Service design is a specific approach to user experience that takes a holistic view of the end-to-end experience consumers have with a brand. It tries to construct a comprehensive picture of all the touchpoints that create an experience and the organizational functions that create and support it.

A significant part of that experience resides in the digital realm. Consumers use both in-home and out-of-home digital experiences to evaluate and review products, seek peer recommendations and search for pricing. After a product is purchased, consumers may submit their own product reviews and describe their own experience with the product. These experiences can be very difficult for a brand to influence or manage on the consumer’s device.

Service Design Examples

Imagine that you walked into a restaurant, and instead of receiving a menu from the waiter that seated you, you must hop onto the Internet to search for food choices and recipes, check the kitchen’s available inventory and instruct the staff on how to prepare the entrée. Clearly this would be ineffective, time consuming and most likely lead to a less than desirable dining experience. In fact, it would completely defeat the purpose of a restaurant.

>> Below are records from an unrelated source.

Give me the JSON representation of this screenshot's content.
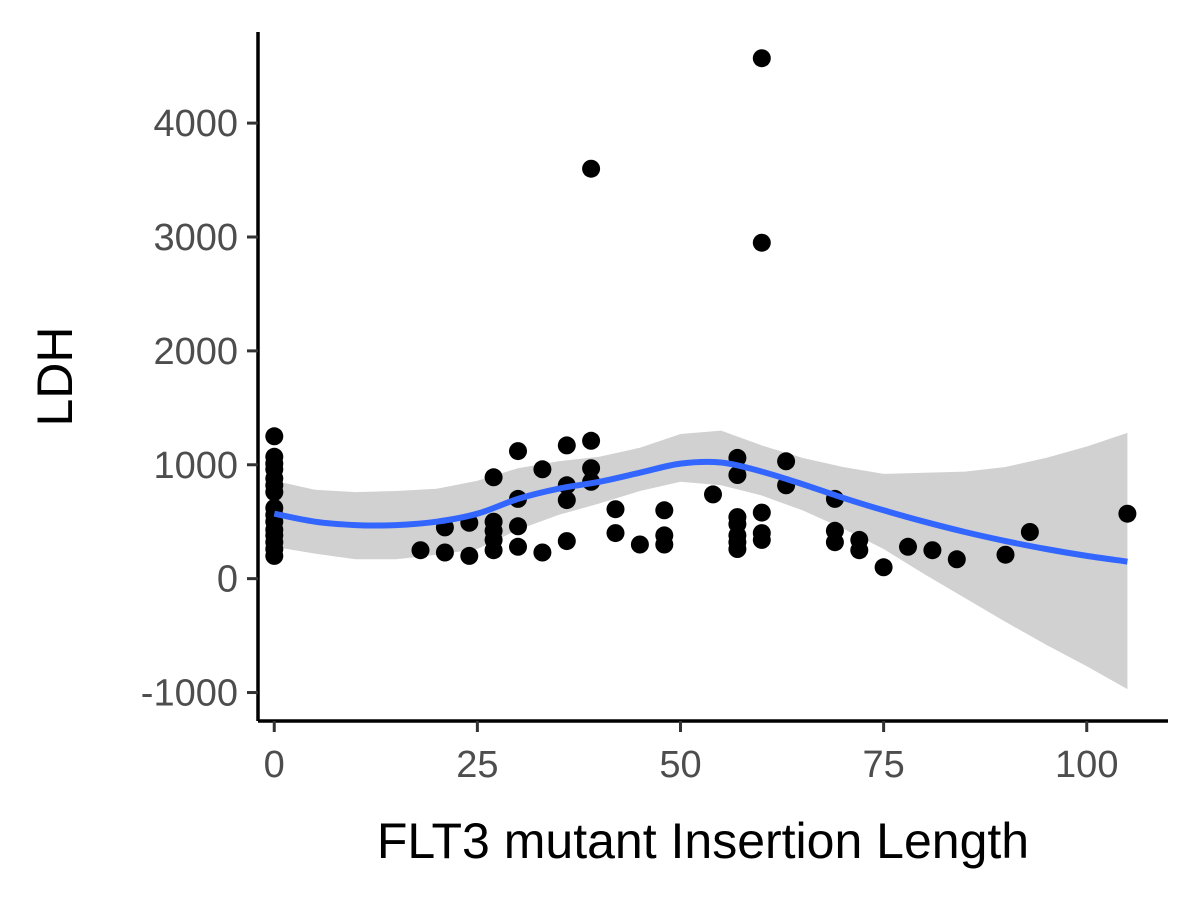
{
  "chart_data": {
    "type": "scatter",
    "title": "",
    "xlabel": "FLT3 mutant Insertion Length",
    "ylabel": "LDH",
    "xlim": [
      -2,
      110
    ],
    "ylim": [
      -1250,
      4800
    ],
    "x_ticks": [
      0,
      25,
      50,
      75,
      100
    ],
    "x_tick_labels": [
      "0",
      "25",
      "50",
      "75",
      "100"
    ],
    "y_ticks": [
      -1000,
      0,
      1000,
      2000,
      3000,
      4000
    ],
    "y_tick_labels": [
      "-1000",
      "0",
      "1000",
      "2000",
      "3000",
      "4000"
    ],
    "grid": false,
    "legend": "none",
    "point_color": "#000000",
    "smooth_color": "#3366ff",
    "band_color": "#cccccc",
    "points": [
      [
        0,
        1250
      ],
      [
        0,
        1070
      ],
      [
        0,
        1010
      ],
      [
        0,
        960
      ],
      [
        0,
        880
      ],
      [
        0,
        820
      ],
      [
        0,
        760
      ],
      [
        0,
        620
      ],
      [
        0,
        560
      ],
      [
        0,
        500
      ],
      [
        0,
        430
      ],
      [
        0,
        380
      ],
      [
        0,
        320
      ],
      [
        0,
        260
      ],
      [
        0,
        200
      ],
      [
        18,
        250
      ],
      [
        21,
        450
      ],
      [
        21,
        230
      ],
      [
        24,
        490
      ],
      [
        24,
        200
      ],
      [
        27,
        890
      ],
      [
        27,
        500
      ],
      [
        27,
        420
      ],
      [
        27,
        340
      ],
      [
        27,
        250
      ],
      [
        30,
        1120
      ],
      [
        30,
        700
      ],
      [
        30,
        460
      ],
      [
        30,
        280
      ],
      [
        33,
        960
      ],
      [
        33,
        230
      ],
      [
        36,
        1170
      ],
      [
        36,
        820
      ],
      [
        36,
        690
      ],
      [
        36,
        330
      ],
      [
        39,
        3600
      ],
      [
        39,
        1210
      ],
      [
        39,
        970
      ],
      [
        39,
        850
      ],
      [
        42,
        610
      ],
      [
        42,
        400
      ],
      [
        45,
        300
      ],
      [
        48,
        600
      ],
      [
        48,
        380
      ],
      [
        48,
        300
      ],
      [
        54,
        740
      ],
      [
        57,
        1060
      ],
      [
        57,
        910
      ],
      [
        57,
        540
      ],
      [
        57,
        480
      ],
      [
        57,
        380
      ],
      [
        57,
        320
      ],
      [
        57,
        260
      ],
      [
        60,
        4570
      ],
      [
        60,
        2950
      ],
      [
        60,
        580
      ],
      [
        60,
        400
      ],
      [
        60,
        340
      ],
      [
        63,
        1030
      ],
      [
        63,
        820
      ],
      [
        69,
        700
      ],
      [
        69,
        420
      ],
      [
        69,
        320
      ],
      [
        72,
        340
      ],
      [
        72,
        250
      ],
      [
        75,
        100
      ],
      [
        78,
        280
      ],
      [
        81,
        250
      ],
      [
        84,
        170
      ],
      [
        90,
        210
      ],
      [
        93,
        410
      ],
      [
        105,
        570
      ]
    ],
    "smooth_fit": {
      "x": [
        0,
        5,
        10,
        15,
        20,
        25,
        30,
        35,
        40,
        45,
        50,
        55,
        60,
        65,
        70,
        75,
        80,
        85,
        90,
        95,
        100,
        105
      ],
      "y": [
        570,
        500,
        470,
        470,
        500,
        570,
        700,
        790,
        850,
        930,
        1010,
        1020,
        940,
        830,
        710,
        600,
        500,
        410,
        330,
        260,
        200,
        150
      ],
      "lower": [
        280,
        220,
        170,
        170,
        210,
        260,
        430,
        560,
        660,
        770,
        850,
        820,
        730,
        600,
        440,
        260,
        40,
        -170,
        -380,
        -580,
        -770,
        -970
      ],
      "upper": [
        860,
        780,
        760,
        770,
        790,
        860,
        970,
        1030,
        1070,
        1150,
        1270,
        1300,
        1170,
        1060,
        980,
        920,
        930,
        940,
        980,
        1060,
        1160,
        1280
      ]
    }
  }
}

Menus exist because they are an important part of the overall experience ecosystem the restaurant is trying to promote and serve an important role in focusing the dinner on the specific items the chef wants to prepare. The menu is an extension of the theme and ambiance of the restaurant and must work in concert with the overall concept. When planning a menu, the chef will incorporate items that fit with the restaurant décor, the ingredients on hand and the overall experience they are trying to create. In other words, in addition to being useful to the consumer, the menu fits into a whole operational infrastructure.

In-store digital technologies should be viewed in much the same way. They should be part of an overall experience ecosystem and provide focus and clarity on the products available for purchase and why they should be considered for purchase.

Digital elements should be an extension of the corporate culture and stay true to the values of an organization.

Reality Gaps

Inevitably a brand’s message and the promise associated with a product experience will occasionally deviate from the reality of a consumer’s experience. These gaps are areas where a brand can display empathy for the experience and seek to create a framework where expectations are realigned with the original intent. An example of this experience might be accessory purchasing (e.g. a keyboard for a tablet). Without a specific instruction, a consumer may be unaware that an accessory may be needed to properly experience the product. Perhaps batteries are needed to operate the product, or a required part is sold separately. A well-designed digital animation can clearly demonstrate the need for the accessory, how it is used and where to purchase it.

Digital experiences have become part of the retail landscape, but only a digital experience created by the brand can truly tell the brand’s story. Moreover, a digital experience needs to fit into the service ecosystem to be truly beneficial to the business and the consumer.